Печальными глазами смотрел Борис Федорович на обманувший его ожидания бесполезный предмет, как вдруг внимание его привлекло темное образование, в том самом месте, где откручивают крышку. Борис Федорович осторожно ковырнул заскорузлым пальцем. Да, это был крохотный кусочек рыбьего хвостика, засохший, приставший к жести.
В тот же миг банка полетела в сторону, выбитая ударом чужой ноги. От мгновенного разочарования Борис Федорович даже не успел почувствовать боли в зашибленных пальцах. Поднял голову.
Над ним возвышалась плотно сбитая фигура блатного.
— Ты, фрайер, — прохрипел социально-близкий, — мать твою перемать так и эдак! Хочешь вернуться живым к своей бабе, не смей жрать ничего, кроме баланды и пайки, понял?
Блатной не присел на корточки, и Борис Федорович быстро отвел голову. Знал, что за этими словами может последовать немедленный удар ногой в лицо. Но на блатного по неизвестной причине напал добрый стих. Он принялся развивать полезную жизненную установку.
— Сколько дают — то и твое, понял? Желудок сожмется, станет маленький, как грецкий орех, — он сложил колечком кургузые пальцы, — тогда и жрать хотеть перестанешь. А будешь всякую херню подбирать, по помойкам лазить, подохнешь. Понял? До лета доживешь, собирай травку. Вот такую. Заваривай и пей.
Откуда-то из бездонного кармана ватных штанов блатной достал бесформенное, потерявшее вид соцветие какого-то растения.
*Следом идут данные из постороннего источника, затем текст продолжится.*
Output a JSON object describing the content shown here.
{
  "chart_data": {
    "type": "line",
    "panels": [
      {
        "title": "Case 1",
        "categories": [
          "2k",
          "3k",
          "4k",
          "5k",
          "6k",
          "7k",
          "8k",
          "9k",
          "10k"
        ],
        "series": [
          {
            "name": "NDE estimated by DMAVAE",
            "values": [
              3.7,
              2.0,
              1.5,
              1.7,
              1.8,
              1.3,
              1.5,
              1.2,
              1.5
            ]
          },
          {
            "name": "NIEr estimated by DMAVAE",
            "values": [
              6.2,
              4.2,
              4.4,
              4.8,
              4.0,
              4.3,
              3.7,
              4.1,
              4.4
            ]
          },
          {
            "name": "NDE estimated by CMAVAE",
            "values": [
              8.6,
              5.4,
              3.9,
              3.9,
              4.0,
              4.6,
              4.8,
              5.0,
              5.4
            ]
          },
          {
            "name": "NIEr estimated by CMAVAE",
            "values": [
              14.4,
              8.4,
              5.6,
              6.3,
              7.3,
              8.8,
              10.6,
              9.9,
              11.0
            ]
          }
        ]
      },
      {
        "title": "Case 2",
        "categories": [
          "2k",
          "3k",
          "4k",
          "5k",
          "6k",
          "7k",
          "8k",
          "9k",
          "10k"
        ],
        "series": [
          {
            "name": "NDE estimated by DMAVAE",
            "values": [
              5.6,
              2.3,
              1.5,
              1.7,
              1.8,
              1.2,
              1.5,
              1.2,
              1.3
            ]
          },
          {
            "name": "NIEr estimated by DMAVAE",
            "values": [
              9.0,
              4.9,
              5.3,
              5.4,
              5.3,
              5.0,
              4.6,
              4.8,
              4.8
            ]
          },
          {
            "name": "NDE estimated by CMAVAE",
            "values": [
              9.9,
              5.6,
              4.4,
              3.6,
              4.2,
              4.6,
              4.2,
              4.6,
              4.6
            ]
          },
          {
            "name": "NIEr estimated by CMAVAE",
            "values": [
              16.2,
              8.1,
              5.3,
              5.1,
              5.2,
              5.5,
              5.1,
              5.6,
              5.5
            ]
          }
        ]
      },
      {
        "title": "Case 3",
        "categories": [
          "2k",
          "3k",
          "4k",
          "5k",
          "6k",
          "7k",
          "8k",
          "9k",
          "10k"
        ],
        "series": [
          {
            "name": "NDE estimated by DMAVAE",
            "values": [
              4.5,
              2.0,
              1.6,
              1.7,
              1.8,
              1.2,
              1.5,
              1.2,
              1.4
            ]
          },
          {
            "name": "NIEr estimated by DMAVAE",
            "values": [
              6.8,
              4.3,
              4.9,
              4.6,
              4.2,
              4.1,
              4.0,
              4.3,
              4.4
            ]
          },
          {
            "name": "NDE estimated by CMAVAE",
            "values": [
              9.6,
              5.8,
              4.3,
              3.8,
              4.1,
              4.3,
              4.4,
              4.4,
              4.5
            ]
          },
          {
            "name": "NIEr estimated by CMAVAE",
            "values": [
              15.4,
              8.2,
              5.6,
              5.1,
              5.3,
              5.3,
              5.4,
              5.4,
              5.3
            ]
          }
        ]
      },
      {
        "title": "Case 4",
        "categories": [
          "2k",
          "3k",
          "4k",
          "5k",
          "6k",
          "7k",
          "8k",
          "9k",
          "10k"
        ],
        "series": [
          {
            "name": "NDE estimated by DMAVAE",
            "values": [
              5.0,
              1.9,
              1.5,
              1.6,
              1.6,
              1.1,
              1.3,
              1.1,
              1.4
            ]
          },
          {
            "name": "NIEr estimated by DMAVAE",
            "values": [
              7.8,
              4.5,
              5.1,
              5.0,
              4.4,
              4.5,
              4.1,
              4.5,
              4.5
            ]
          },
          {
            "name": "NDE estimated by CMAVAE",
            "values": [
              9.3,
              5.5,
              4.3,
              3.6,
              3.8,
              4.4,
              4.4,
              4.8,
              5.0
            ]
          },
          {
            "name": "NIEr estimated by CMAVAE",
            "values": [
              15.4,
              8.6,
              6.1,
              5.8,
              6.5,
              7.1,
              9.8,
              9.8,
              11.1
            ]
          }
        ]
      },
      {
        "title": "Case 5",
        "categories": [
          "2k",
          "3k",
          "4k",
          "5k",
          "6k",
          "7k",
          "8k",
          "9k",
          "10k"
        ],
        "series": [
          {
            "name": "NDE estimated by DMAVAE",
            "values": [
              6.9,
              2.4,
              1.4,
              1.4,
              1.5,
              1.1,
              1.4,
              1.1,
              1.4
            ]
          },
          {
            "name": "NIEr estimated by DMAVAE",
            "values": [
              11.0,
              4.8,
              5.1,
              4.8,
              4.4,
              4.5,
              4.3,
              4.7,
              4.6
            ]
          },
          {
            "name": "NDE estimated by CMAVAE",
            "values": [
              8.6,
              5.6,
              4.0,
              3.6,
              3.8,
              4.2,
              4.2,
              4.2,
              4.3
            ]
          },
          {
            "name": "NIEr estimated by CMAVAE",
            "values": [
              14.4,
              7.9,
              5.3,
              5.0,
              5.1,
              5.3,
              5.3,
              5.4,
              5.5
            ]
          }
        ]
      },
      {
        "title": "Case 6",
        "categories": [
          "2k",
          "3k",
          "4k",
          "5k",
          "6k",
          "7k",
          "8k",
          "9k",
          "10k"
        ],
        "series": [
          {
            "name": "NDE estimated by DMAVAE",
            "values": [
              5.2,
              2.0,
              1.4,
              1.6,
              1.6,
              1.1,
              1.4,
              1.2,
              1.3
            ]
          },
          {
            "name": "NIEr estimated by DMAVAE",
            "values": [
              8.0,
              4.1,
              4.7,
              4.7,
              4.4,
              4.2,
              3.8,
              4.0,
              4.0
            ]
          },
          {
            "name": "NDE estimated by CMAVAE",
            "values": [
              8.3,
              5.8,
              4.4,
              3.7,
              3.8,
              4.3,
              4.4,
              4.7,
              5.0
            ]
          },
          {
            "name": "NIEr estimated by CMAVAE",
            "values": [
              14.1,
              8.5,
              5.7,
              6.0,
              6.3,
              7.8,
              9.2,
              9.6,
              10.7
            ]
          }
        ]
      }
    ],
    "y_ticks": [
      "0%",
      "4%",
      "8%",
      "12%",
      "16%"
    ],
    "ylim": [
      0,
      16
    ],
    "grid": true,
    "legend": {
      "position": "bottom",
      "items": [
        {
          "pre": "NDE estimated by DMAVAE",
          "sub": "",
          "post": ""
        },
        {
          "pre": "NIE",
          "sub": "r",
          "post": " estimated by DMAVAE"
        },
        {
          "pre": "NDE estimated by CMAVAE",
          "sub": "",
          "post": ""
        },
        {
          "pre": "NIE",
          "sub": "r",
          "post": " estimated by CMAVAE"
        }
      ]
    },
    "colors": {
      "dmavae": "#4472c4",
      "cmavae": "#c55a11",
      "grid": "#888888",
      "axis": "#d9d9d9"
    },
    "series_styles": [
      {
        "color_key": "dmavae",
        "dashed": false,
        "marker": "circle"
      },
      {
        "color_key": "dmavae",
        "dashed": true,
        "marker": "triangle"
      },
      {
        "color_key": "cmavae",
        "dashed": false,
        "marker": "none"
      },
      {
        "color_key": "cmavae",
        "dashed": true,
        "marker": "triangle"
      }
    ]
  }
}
Борис Федорович все еще ждал удара в лицо. Блатной не мог не воспользоваться удобным положением. Но тот хрюкнул смешком, бросил «фрайеру» сухой комочек и ушел враскачку.
Борис Федорович посмотрел ему вслед, перевел взгляд и подобрал с вытоптанной бесплодной промерзшей земли странный подарок. На его грязной ладони лежала головка кашки, тысячелистника. Он почему-то сразу припомнил название. «Летом собирай, — усмехнулся Борис Федорович, — ты еще доживи до лета».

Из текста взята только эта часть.